O(N^2 + N) work when chunk size is small O(2N) work when it's sufficiently large
By reducing the size of image we go over in each iteration, we are making the tmp_buf smaller to fit into cache. Thus, chunked version of the code not only reduces the memory allocation of tmp_buf but also reduces the latency of loads/stores by accommodating for more cache hits. The chunk size can be as small as N in the filter size NxN. But having a chunk size of N makes the amount of work worse. (N^2 + N) * width * height
Please log in to leave a comment.
The code here benefits from the fact that we can increase the CHUNK_SIZE to amortize the cost of computing (CHUNK_SIZE+2) rows of tmp_buf.

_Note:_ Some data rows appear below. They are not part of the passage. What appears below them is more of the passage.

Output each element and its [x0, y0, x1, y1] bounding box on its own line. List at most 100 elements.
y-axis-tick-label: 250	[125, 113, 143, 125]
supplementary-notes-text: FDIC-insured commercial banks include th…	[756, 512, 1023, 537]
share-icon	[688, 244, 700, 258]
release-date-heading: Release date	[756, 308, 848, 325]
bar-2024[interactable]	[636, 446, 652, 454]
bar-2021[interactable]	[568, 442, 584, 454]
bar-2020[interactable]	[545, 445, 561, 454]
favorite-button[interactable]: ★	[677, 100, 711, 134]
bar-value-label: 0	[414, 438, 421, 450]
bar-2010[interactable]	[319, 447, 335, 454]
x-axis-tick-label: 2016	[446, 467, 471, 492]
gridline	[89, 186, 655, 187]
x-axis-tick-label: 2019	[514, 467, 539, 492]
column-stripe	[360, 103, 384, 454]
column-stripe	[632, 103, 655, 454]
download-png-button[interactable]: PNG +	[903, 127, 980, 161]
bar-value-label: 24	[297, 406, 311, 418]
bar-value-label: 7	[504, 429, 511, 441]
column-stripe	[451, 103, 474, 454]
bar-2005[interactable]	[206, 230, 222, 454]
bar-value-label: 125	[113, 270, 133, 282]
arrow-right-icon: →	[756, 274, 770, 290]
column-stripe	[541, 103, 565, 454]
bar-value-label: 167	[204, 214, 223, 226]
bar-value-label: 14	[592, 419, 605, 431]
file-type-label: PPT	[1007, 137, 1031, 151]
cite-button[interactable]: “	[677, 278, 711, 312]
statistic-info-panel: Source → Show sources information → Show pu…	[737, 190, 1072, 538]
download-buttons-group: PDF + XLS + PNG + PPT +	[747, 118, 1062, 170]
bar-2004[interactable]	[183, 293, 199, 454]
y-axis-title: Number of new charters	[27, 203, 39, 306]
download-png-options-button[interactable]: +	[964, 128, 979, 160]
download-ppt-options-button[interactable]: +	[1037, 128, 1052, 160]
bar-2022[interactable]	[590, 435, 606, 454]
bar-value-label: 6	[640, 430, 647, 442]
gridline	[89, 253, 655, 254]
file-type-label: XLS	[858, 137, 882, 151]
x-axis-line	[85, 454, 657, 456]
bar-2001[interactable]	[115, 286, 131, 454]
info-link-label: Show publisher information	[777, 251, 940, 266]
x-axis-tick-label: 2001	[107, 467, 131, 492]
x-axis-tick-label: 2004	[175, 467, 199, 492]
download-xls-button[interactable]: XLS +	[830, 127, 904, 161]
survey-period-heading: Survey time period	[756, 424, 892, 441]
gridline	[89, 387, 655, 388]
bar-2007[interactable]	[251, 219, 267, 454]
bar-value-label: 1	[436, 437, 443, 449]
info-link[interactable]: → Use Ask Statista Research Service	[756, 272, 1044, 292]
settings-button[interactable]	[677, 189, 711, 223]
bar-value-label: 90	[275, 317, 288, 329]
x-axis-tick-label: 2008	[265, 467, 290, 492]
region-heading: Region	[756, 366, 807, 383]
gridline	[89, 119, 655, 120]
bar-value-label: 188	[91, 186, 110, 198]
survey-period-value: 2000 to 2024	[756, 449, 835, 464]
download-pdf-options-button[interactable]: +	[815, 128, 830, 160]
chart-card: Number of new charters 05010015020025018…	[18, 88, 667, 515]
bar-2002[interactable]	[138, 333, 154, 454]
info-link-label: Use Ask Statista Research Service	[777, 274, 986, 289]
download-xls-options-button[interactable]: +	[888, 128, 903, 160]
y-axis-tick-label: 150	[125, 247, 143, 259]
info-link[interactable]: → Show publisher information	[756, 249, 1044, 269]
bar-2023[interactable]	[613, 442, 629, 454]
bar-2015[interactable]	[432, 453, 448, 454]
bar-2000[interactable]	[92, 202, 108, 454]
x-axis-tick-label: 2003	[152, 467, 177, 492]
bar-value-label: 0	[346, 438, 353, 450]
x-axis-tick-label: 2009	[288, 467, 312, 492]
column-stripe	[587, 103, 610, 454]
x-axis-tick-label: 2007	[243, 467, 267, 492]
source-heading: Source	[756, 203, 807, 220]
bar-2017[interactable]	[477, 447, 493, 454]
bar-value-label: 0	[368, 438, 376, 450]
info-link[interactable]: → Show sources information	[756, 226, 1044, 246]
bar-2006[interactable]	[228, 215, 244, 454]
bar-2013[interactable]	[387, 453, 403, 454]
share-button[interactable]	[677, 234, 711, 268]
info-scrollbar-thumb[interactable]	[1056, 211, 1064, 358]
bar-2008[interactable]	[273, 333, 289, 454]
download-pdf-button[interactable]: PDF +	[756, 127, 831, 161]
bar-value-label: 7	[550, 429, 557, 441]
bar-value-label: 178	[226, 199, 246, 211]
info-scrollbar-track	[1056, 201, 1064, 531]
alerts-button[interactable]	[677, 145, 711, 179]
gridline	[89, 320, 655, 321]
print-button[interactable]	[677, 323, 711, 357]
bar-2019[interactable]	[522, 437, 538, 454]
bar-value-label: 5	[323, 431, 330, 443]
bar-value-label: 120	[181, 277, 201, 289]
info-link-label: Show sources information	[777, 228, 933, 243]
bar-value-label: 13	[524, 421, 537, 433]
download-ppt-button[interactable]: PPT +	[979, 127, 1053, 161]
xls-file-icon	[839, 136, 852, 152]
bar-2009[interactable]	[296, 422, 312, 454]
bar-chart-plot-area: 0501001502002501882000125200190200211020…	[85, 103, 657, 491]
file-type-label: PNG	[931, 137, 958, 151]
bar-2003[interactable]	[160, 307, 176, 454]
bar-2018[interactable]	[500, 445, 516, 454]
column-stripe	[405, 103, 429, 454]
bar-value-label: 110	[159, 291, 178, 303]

In the case where CHUNK_SIZE=16, we only need to consume 18 rows of input to produce 16 rows of output image. In contrast, the previous slide shows the same code but with CHUNK_SIZE=1. In that case, we need to consume 3 rows of input to produce 1 row of output image.
Ideally we'd want the CHUNK_SIZE to be large for best performance. However, we must also make sure that 1) CHUNK_SIZE of tmp_buf can fit in cache so we get all the cache hits, and 2) there are enough chunks so that the threads/cores on the machine all have work to do in parallel.